Significance: Radiation resistance is a major contributor to cancer treatment failure and is likely driven by multiple pathways. Multivariate visualization that preserves the spatial co-localization of factors could aid in understanding mechanisms of resistance and identifying biomarkers of response.

Aim: We aim to investigate the spatial and temporal relationship between hypoxia, hypoxia-inducible factor 1 (HIF-1α), and metabolism in response to radiation therapy in two cell lines of known radiation resistance and sensitivity.

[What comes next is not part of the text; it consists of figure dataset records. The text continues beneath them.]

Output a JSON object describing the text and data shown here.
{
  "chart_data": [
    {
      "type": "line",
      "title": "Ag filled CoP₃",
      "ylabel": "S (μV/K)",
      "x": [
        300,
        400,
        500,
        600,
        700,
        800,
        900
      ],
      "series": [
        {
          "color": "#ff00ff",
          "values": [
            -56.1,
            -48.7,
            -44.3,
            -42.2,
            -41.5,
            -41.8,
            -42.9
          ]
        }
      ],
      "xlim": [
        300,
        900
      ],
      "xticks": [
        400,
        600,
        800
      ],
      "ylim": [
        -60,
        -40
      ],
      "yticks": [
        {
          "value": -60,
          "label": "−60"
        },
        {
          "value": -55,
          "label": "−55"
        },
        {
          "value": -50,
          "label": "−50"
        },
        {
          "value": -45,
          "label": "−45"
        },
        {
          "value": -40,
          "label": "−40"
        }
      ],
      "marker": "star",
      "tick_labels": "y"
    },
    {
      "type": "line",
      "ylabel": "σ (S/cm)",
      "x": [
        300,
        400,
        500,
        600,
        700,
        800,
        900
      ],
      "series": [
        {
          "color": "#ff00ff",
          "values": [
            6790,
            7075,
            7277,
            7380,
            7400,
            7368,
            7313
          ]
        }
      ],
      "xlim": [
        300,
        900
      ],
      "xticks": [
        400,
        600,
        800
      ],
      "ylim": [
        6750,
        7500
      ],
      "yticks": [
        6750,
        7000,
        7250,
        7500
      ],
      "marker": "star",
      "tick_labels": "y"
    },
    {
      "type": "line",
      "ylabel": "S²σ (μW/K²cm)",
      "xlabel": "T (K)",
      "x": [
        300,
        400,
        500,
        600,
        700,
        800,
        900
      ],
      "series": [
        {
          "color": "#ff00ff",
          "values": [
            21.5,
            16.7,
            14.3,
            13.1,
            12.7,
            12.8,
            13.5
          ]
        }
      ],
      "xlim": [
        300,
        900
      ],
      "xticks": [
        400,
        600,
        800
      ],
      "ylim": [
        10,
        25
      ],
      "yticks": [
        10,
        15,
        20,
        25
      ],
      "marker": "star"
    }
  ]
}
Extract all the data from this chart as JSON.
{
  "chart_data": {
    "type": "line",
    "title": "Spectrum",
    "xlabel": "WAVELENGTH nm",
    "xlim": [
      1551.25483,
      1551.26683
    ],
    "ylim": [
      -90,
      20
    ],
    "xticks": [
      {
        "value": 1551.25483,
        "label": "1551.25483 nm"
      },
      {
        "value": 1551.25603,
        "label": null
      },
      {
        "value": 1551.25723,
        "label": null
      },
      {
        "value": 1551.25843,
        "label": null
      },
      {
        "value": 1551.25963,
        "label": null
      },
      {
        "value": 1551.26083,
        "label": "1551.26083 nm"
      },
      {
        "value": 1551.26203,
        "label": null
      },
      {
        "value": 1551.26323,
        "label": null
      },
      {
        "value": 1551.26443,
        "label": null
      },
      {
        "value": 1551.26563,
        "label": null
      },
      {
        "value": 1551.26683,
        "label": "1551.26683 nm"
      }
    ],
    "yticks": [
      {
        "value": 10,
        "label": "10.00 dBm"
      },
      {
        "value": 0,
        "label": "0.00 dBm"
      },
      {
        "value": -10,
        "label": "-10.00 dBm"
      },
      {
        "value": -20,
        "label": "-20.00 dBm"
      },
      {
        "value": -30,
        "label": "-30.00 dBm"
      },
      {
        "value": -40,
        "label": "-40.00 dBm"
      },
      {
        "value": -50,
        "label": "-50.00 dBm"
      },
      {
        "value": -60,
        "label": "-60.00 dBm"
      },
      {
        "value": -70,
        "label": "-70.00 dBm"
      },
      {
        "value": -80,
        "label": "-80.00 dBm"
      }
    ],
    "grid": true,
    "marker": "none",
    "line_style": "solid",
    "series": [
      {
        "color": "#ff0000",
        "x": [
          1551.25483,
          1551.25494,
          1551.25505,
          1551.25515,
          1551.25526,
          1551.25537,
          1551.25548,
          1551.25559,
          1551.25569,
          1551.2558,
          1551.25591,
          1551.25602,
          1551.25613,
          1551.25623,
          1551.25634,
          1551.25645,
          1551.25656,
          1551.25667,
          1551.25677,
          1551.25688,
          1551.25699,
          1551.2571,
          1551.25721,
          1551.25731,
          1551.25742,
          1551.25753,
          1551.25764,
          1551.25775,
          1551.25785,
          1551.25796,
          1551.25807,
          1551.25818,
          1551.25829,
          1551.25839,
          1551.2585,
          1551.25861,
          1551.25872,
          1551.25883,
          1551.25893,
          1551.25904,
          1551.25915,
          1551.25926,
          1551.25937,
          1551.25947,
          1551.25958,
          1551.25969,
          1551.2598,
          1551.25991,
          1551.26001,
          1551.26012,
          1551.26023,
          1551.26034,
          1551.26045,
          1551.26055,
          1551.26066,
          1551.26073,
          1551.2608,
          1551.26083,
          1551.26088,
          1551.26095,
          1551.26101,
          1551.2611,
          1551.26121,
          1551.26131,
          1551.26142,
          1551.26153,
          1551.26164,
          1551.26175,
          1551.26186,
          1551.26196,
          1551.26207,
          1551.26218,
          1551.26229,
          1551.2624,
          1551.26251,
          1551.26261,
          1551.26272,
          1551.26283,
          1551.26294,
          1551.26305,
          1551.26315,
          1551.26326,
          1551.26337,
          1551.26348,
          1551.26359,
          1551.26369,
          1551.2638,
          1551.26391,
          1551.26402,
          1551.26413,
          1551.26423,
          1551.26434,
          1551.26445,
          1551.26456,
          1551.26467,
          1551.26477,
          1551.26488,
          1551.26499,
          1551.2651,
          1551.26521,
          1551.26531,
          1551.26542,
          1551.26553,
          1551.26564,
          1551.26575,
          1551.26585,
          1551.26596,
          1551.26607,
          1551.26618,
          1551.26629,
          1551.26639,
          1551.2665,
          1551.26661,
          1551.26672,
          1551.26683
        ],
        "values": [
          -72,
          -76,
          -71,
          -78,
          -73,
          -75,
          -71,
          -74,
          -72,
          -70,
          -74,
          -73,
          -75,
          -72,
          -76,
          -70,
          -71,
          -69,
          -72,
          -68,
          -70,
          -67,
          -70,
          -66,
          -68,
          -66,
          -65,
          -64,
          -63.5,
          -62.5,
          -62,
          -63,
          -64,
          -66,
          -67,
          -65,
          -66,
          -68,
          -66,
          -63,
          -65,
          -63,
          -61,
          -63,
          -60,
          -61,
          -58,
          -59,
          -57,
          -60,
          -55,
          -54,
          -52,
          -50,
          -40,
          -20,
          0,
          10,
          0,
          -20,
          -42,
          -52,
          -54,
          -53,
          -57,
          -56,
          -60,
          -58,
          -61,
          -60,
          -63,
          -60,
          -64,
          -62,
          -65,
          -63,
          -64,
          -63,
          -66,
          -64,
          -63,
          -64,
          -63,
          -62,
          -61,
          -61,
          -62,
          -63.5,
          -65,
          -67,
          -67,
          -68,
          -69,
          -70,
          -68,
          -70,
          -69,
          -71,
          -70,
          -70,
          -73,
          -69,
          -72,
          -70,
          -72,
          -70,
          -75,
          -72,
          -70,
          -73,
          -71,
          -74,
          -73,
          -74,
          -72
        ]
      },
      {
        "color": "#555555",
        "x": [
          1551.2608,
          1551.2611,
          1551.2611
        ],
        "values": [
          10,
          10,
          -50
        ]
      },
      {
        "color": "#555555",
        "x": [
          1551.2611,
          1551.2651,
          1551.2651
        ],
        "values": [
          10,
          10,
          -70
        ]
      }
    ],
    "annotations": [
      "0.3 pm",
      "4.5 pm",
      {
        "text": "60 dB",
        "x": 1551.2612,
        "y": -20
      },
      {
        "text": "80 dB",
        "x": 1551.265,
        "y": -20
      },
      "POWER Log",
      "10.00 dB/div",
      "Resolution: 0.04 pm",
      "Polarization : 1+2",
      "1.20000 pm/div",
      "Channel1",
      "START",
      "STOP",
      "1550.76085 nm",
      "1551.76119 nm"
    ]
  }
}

Approach: Two-photon excited fluorescence and fluorescence lifetime imaging microscopy were used to quantify the optical redox ratio (ORR) and NAD(P)H fluorescent lifetime and bound fraction in frozen tumor sections and co-registered with immunohistochemical stain-based imaging of hypoxic fraction and HIF-1α.

Results: Histogram analysis of hypoxia, HIF-1α, and ORR revealed an increase in the ORR in regions of low hypoxia and high HIF-1α, indicating that the stabilization of HIF-1α is likely due to an increase in reactive oxygen species following radiation therapy. In addition, the bound NAD(P)H fraction was higher in regions with a low ORR in resistant tumors following radiation, suggesting an increase in fatty acid synthesis.

Conclusions: A multivariate histogram approach can reveal hidden trends not observed in bulk analysis of tumor images and may be useful in understanding biomarkers and mechanisms of radiation resistance.